3 Twitter Strategies for Solopreneurs to Avoid

by Michele on August 31, 2011

Twitter Strategies for Solopreneurs to avoid

Twitter Strategies for Solopreneurs to avoid

There’s a few things that are unique to solopreneur businesses, and one of them is that we need to be super-efficient with time, money and energy.  Every activity we choose to do has to pull it’s own weight in terms of results.  This applies to social media as well, and Twitter is no exception.

Twitter is a great platform for your business and I use it a lot (@themichelec).  I would encourage many solopreneur business owners to consider jumping in, but note that it may not be effective for every business.  That’s where strategy comes in.  Before you start tweeting, you’ll need to know what you hope to accomplish by being on Twitter.  When I post this question to people who are new to strategic thinking and social media strategy, the answer is almost always something like “more sales,” “more customers,” “more contracts,” etc, and while of course that’s almost always the end goal of any business strategy there are steps in between that lead from tweet to customer.  Twitter strategies for solopreneurs might include things like branding, education, establishing expertise, building the “know-like-trust” factor and enticing people do something like click a link.

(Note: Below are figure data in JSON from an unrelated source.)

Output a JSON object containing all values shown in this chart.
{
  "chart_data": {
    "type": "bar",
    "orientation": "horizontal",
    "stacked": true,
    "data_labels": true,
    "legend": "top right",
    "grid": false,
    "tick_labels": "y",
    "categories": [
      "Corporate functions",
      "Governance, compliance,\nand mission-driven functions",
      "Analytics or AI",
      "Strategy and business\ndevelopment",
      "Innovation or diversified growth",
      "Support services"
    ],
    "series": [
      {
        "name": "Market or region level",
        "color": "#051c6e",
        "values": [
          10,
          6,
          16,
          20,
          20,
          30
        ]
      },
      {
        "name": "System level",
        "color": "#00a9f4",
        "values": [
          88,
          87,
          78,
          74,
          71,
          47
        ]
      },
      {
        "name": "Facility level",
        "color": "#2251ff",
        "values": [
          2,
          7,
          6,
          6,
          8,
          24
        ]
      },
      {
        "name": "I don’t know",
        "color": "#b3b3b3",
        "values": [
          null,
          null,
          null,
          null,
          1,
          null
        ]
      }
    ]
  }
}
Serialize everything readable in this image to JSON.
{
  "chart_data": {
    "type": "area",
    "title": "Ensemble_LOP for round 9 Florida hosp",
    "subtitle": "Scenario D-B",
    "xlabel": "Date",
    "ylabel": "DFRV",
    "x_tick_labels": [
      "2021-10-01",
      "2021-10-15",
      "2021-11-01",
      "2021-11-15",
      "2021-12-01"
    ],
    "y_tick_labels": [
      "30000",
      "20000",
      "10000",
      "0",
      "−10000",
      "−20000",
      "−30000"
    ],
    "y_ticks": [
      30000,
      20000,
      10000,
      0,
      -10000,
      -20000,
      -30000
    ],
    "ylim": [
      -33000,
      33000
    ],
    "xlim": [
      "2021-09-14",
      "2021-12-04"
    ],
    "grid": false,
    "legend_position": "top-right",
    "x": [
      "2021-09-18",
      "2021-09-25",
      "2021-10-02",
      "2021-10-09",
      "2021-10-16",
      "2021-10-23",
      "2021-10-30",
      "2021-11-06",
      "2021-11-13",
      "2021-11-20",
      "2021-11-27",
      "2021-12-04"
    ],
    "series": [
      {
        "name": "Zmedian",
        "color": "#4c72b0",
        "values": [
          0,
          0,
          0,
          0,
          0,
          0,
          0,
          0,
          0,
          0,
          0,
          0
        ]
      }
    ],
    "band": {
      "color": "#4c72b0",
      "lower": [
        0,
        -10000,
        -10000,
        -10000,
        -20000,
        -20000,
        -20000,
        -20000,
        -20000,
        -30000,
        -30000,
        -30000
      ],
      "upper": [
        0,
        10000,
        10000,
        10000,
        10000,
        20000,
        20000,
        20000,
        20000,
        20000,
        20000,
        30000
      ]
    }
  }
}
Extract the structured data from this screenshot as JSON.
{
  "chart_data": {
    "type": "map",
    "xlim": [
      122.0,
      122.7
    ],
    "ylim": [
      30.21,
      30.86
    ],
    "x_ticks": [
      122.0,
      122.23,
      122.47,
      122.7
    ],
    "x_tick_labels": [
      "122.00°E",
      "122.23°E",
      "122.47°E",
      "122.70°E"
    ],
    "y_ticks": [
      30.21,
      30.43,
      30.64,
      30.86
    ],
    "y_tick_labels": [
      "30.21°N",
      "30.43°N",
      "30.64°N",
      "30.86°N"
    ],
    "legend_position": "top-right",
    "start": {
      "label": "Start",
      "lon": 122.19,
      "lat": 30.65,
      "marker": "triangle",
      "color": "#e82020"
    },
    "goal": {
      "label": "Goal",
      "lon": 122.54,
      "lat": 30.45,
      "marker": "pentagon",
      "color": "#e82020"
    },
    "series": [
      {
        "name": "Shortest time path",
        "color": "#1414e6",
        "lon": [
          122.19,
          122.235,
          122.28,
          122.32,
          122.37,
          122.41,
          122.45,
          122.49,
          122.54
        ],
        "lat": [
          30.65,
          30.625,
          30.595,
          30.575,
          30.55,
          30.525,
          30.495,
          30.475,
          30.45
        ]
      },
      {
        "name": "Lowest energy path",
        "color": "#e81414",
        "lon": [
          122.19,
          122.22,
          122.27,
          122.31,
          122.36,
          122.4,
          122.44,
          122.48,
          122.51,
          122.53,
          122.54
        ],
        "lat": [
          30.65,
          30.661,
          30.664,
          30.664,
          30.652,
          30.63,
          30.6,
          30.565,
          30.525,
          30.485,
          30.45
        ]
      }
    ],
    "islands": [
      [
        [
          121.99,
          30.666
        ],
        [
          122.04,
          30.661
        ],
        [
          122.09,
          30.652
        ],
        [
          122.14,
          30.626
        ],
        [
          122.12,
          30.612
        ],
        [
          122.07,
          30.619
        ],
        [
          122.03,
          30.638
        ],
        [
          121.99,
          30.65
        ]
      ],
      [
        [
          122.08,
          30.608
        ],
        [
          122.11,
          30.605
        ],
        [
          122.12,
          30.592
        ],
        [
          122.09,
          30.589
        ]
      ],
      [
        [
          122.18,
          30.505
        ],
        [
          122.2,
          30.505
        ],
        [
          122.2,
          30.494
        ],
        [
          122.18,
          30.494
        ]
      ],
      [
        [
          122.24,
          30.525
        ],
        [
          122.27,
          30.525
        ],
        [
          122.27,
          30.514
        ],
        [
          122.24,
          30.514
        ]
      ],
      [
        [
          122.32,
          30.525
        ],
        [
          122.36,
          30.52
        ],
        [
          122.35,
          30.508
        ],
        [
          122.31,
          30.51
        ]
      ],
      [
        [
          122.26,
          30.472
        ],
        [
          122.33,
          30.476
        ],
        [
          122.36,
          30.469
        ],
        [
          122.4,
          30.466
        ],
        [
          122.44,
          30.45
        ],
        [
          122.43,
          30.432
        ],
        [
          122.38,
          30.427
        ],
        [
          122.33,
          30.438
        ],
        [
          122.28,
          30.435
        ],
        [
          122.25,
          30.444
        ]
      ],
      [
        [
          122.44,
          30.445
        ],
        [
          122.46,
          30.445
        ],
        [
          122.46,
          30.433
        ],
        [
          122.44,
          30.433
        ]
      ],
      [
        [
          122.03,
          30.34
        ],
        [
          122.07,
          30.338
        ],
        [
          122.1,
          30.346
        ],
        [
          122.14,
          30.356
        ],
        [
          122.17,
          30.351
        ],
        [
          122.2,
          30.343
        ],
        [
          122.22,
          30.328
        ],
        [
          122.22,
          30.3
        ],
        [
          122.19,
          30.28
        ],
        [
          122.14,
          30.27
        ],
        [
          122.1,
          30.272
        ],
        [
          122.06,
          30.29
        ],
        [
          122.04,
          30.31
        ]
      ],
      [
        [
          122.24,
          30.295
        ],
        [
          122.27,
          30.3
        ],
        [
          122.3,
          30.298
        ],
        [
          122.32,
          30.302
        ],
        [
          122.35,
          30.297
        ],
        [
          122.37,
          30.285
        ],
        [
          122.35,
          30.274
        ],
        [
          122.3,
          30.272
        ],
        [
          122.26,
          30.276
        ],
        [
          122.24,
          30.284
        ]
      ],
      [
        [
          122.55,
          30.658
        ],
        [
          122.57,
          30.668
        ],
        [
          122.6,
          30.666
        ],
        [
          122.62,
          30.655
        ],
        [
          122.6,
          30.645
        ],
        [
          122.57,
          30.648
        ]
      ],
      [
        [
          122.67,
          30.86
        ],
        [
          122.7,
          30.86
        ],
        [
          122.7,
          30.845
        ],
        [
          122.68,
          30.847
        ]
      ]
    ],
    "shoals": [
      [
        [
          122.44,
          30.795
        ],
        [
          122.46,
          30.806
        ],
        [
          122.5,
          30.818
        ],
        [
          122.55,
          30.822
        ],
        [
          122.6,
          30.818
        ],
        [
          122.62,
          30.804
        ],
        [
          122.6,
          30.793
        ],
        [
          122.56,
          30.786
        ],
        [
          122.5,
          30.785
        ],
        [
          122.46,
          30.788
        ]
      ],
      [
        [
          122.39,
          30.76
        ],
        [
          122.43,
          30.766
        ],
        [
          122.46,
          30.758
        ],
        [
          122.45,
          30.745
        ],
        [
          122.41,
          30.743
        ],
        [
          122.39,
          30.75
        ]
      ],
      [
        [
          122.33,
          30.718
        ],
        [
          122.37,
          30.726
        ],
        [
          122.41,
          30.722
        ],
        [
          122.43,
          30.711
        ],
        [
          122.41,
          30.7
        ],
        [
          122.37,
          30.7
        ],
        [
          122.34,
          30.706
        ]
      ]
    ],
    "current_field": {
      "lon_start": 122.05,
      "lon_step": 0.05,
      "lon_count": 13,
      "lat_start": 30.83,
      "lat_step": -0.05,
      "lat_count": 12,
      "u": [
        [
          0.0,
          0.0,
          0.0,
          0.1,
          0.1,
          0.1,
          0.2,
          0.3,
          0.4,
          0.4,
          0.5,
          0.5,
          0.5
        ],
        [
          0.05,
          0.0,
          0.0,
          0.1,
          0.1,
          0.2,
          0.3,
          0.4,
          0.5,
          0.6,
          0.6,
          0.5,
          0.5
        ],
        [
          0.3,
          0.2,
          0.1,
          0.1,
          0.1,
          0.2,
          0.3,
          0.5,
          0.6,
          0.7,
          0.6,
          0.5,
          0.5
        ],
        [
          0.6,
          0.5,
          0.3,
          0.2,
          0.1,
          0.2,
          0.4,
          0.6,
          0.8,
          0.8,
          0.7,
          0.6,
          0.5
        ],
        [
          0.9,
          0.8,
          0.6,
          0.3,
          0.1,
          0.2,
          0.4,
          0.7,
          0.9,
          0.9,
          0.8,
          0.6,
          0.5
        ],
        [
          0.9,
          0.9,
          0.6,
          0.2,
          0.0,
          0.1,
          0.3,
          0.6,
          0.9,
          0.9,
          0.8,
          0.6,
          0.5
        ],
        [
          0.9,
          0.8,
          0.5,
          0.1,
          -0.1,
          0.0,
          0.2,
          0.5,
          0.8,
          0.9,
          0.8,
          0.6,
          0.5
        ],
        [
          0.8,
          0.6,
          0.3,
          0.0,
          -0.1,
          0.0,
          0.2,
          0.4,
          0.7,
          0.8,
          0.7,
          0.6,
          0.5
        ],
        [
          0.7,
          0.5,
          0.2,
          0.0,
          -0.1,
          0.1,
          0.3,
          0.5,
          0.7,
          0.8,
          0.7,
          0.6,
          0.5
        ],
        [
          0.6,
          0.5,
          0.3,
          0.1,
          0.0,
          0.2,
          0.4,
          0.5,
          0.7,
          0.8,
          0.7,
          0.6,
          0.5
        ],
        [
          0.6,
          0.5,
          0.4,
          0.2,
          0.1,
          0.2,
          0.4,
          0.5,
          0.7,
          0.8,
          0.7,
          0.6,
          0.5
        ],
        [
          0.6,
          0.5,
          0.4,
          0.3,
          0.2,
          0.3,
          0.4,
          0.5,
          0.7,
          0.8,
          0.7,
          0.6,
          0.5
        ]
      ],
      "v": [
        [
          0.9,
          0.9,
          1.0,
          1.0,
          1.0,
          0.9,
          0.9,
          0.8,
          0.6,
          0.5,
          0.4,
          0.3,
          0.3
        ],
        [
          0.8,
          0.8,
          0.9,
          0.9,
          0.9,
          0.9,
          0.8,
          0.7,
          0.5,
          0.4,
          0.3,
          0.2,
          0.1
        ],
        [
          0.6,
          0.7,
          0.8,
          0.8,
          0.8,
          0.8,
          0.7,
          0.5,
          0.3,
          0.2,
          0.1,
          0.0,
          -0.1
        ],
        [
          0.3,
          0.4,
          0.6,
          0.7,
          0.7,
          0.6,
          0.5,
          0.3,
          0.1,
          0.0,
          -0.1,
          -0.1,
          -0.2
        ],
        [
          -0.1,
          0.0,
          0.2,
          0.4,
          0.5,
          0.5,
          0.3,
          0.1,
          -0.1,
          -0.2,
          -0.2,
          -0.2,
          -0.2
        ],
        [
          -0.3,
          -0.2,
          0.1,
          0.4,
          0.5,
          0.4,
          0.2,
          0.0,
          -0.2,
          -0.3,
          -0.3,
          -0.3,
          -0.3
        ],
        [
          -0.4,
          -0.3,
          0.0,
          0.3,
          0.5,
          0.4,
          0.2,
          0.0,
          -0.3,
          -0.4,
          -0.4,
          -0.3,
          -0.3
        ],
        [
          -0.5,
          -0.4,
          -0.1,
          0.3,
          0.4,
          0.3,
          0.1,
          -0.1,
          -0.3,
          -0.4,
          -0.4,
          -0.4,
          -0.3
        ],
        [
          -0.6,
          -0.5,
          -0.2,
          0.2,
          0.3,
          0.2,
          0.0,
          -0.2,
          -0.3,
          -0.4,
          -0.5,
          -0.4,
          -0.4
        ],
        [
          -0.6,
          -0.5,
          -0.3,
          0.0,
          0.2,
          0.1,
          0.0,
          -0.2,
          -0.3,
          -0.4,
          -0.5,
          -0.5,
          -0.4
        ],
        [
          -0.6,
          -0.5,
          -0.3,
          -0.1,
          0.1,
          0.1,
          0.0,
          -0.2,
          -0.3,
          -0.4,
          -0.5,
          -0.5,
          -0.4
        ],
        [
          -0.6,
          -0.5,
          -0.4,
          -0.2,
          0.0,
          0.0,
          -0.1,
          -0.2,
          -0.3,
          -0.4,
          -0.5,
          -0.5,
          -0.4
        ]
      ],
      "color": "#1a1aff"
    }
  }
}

Twitter strategy is a huge topic, and there’s no way to cover it in one article.  To get you started, here’s a list of 3 strategies to avoid at all cost:

  1. Not having a plan at all.  You’ll end up wasting time and not seeing results.  Your strategy will evolve as you learn the ropes, but have at least some ideas going in of what you want to accomplish.  Make sure your goals can be measured so you know if your efforts are paying off.
  2. Tweet nothing but things for sale. Twitter is a social platform, not a classifieds listing.  The only time this might be appropriate is for businesses whose main function is deals, discounts, coupons, etc.  It’s fine to offer things for sale in some tweets, but generally most of your tweets should not be just about sales.  I’ve heard figures of 10% to 20% as a good target for the percentage of tweets that are just sales related.
  3. Ignore the social aspect of Twitter and just broadcast your messages. Twitter is a platform that lets people interact and that’s an important activity to include to have any degree of success.  Make it a point to respond to someone, retweet them, answer a question, mention someone at least a few times a day.

If you see yourself in this list, don’t panic just change course!  The Twitterverse is huge, so even if you’ve blown it with your current followers there’s plenty more people to connect with.